On the other hand, since at least two years ago my group has been participating in several discussions regarding what to do to take ICTs and the Internet to Brazil to a really strategic next level as a super-governmental initiative (not to depend too much on governments) in order to structure the basis for a strong, sustainable cycle of economic and social development aiming at the year 2030 as the year where we’re going to cross the watermark again, so to say.
So, the short stay at this ISOC event has been very important for me. Because it has allowed me to get updated on current issues and ideas. It has allowed me to renew old and always-precious contacts (there are many people here who I have not seen for the last twenty years or so), so that I can really get to reenergized and anxious to get back to Brazil.

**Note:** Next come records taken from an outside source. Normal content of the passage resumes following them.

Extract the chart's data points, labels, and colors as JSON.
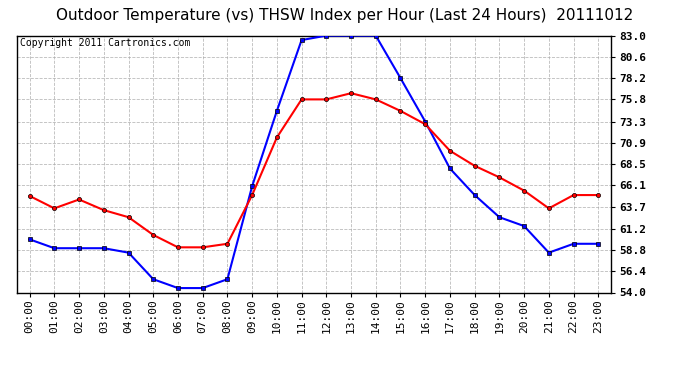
{
  "title": "Outdoor Temperature (vs) THSW Index per Hour (Last 24 Hours)  20111012",
  "copyright": "Copyright 2011 Cartronics.com",
  "x_labels": [
    "00:00",
    "01:00",
    "02:00",
    "03:00",
    "04:00",
    "05:00",
    "06:00",
    "07:00",
    "08:00",
    "09:00",
    "10:00",
    "11:00",
    "12:00",
    "13:00",
    "14:00",
    "15:00",
    "16:00",
    "17:00",
    "18:00",
    "19:00",
    "20:00",
    "21:00",
    "22:00",
    "23:00"
  ],
  "y_ticks": [
    54.0,
    56.4,
    58.8,
    61.2,
    63.7,
    66.1,
    68.5,
    70.9,
    73.3,
    75.8,
    78.2,
    80.6,
    83.0
  ],
  "y_min": 54.0,
  "y_max": 83.0,
  "temp_data": [
    64.9,
    63.5,
    64.5,
    63.3,
    62.5,
    60.5,
    59.1,
    59.1,
    59.5,
    65.0,
    71.5,
    75.8,
    75.8,
    76.5,
    75.8,
    74.5,
    73.0,
    70.0,
    68.3,
    67.0,
    65.5,
    63.5,
    65.0,
    65.0
  ],
  "thsw_data": [
    60.0,
    59.0,
    59.0,
    59.0,
    58.5,
    55.5,
    54.5,
    54.5,
    55.5,
    66.0,
    74.5,
    82.5,
    83.0,
    83.0,
    83.0,
    78.2,
    73.3,
    68.0,
    65.0,
    62.5,
    61.5,
    58.5,
    59.5,
    59.5
  ],
  "temp_color": "#FF0000",
  "thsw_color": "#0000FF",
  "bg_color": "#FFFFFF",
  "plot_bg": "#FFFFFF",
  "grid_color": "#AAAAAA",
  "title_bg": "#C8C8C8",
  "title_fontsize": 11,
  "copyright_fontsize": 7,
  "tick_fontsize": 8,
  "marker_size": 3,
  "line_width": 1.5
}
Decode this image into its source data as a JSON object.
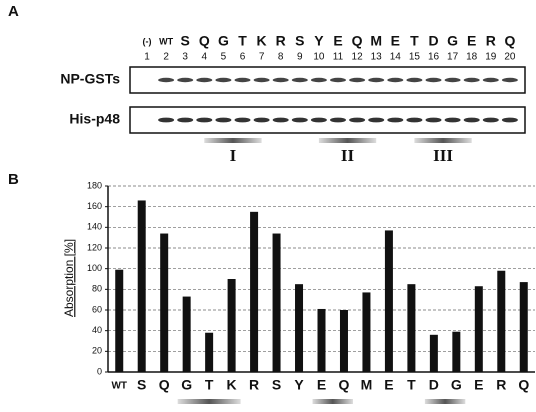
{
  "panel_a": {
    "label": "A",
    "lanes": [
      {
        "residue": "(-)",
        "number": 1
      },
      {
        "residue": "WT",
        "number": 2
      },
      {
        "residue": "S",
        "number": 3
      },
      {
        "residue": "Q",
        "number": 4
      },
      {
        "residue": "G",
        "number": 5
      },
      {
        "residue": "T",
        "number": 6
      },
      {
        "residue": "K",
        "number": 7
      },
      {
        "residue": "R",
        "number": 8
      },
      {
        "residue": "S",
        "number": 9
      },
      {
        "residue": "Y",
        "number": 10
      },
      {
        "residue": "E",
        "number": 11
      },
      {
        "residue": "Q",
        "number": 12
      },
      {
        "residue": "M",
        "number": 13
      },
      {
        "residue": "E",
        "number": 14
      },
      {
        "residue": "T",
        "number": 15
      },
      {
        "residue": "D",
        "number": 16
      },
      {
        "residue": "G",
        "number": 17
      },
      {
        "residue": "E",
        "number": 18
      },
      {
        "residue": "R",
        "number": 19
      },
      {
        "residue": "Q",
        "number": 20
      }
    ],
    "rows": [
      "NP-GSTs",
      "His-p48"
    ],
    "regions": [
      "I",
      "II",
      "III"
    ]
  },
  "chart_data": {
    "type": "bar",
    "panel_label": "B",
    "y_label": "Absorption [%]",
    "categories": [
      "WT",
      "S",
      "Q",
      "G",
      "T",
      "K",
      "R",
      "S",
      "Y",
      "E",
      "Q",
      "M",
      "E",
      "T",
      "D",
      "G",
      "E",
      "R",
      "Q"
    ],
    "values": [
      99,
      166,
      134,
      73,
      38,
      90,
      155,
      134,
      85,
      61,
      60,
      77,
      137,
      85,
      36,
      39,
      83,
      98,
      87
    ],
    "color": "#111111",
    "ylim": [
      0,
      180
    ],
    "yticks": [
      0,
      20,
      40,
      60,
      80,
      100,
      120,
      140,
      160,
      180
    ],
    "grid": true
  }
}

And a final comment is that I was watching the talks and ideas of those under-25s here, and it gets clear in my mind and in the mind of everybody, I think (as if it could be forgotten which is impossible) why and how we have to face our troubled times with renewed confidence. It is that in any country there are countless under-25s at this ripe moment, looking for ways to contribute to the future of the country through ICT initiatives. So, in each country and in each troubled time, it is time to rearticulate the future, to pass the baton on, and to rest assured that an eager and enthusiastic generation will take on. And that’s basically what we are doing.
Thank you again for the opportunity to be here. I’m really humbled and honored. Thank you.